Jubilant security officials in Pakistan said the capture of the key suspect in two assassination attempts against President Pervez Musharraf was yielding "a lot of tips" that had them "on the right track" to Osama bin Laden. Abu Farraj al-Libbi reportedly was seized in the North West Frontier Province, and within hours 11 other terrorist suspects also were in custody, the officials said. Al-Libbi is described as an Al Qaeda "planner" and a member of its hierarchy. In December 2003, Musharraf survived two bomb attacks attributed to his vital role in cooperating with the US counterterrorism fight.

Israel drew the line on handing over more West Bank towns to Palestinian control, saying President Mahmoud Abbas's government has failed in its commitment to collect weapons from militants in those already transferred: Jericho and Tulkarm.
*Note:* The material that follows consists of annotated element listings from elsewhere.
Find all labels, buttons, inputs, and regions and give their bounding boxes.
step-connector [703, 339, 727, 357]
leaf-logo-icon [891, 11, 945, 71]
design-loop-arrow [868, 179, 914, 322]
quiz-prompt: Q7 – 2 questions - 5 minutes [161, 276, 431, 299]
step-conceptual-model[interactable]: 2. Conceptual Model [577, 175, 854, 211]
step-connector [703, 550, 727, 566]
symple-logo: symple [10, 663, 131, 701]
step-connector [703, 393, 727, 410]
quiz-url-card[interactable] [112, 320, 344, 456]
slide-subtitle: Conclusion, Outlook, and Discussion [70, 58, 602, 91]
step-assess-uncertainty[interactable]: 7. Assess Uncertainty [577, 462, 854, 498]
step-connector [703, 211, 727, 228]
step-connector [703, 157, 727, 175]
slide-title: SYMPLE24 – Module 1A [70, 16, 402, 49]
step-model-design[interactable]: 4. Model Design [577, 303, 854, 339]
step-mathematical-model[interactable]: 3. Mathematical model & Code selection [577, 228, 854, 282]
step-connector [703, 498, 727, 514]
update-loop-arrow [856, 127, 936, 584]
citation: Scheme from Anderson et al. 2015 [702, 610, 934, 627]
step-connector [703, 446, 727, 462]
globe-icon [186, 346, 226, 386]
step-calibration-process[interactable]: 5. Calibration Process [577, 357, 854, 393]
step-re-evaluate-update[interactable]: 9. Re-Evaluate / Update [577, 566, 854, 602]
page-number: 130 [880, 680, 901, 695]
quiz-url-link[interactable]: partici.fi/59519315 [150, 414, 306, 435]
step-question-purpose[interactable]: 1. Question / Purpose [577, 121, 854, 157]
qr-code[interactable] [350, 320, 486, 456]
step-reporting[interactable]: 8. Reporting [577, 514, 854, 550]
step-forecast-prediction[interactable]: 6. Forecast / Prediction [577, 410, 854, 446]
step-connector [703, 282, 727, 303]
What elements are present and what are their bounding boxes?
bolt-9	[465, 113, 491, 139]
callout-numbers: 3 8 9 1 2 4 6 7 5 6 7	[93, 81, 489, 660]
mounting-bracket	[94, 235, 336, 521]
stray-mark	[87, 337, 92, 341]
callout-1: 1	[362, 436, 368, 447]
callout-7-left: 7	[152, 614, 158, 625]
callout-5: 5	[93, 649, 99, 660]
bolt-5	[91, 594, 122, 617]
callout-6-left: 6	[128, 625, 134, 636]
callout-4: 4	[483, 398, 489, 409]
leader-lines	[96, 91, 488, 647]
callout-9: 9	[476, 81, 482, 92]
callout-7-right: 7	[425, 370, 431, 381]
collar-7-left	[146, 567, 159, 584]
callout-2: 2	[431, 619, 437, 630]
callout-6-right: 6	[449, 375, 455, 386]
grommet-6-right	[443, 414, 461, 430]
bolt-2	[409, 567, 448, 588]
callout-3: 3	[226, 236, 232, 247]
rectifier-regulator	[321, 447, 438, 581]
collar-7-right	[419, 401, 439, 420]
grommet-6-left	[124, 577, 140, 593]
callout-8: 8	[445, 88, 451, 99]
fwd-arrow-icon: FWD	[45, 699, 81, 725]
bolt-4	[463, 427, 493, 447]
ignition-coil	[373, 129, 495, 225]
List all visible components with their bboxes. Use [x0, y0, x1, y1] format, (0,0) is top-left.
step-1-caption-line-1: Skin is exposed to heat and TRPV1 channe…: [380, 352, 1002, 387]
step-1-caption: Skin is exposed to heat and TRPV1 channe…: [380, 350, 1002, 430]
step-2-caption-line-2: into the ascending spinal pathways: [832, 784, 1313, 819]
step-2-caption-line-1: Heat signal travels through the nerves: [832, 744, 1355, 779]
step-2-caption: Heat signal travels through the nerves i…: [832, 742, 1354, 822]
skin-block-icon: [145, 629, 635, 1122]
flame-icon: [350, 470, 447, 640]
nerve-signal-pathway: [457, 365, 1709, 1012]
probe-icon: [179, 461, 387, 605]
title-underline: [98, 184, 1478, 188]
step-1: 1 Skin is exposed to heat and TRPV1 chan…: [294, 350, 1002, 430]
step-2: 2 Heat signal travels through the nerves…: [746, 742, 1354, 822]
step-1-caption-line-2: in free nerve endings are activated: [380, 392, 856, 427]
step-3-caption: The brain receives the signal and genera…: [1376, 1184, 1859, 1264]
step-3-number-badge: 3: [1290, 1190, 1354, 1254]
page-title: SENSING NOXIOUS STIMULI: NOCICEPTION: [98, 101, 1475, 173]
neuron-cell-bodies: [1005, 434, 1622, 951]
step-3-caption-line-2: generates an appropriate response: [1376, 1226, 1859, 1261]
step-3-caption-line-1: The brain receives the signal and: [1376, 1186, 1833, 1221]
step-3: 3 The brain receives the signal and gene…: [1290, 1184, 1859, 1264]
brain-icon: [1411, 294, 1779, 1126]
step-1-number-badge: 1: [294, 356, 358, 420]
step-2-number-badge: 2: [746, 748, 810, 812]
In all, five West Bank towns were to be turned over to the Palestinians under the Feb. 8 cease-fire agreed to by both sides.

Amid concerns over possible new violence in the streets, the president of Togo was being inaugurated Wednesday after the nation's constitutional court certified his controversial election victory. The announcement late last month of Faure Gnassingbe's win touched off days of fighting between furious opposition supporters and security forces in which at least 22 people were killed. Gnassingbe has called for his opponents to join a government of national unity, but they have refused.

Despite a vote in parliament last month extending to women in Kuwait the right to run and vote in local elections, they'll be barred from doing so after all, reports said. Islamist opposition legislators in the all-male parliament abstained from a follow-up vote on the suffrage measure Monday, meaning the earliest the polls may be opened to women is 2009.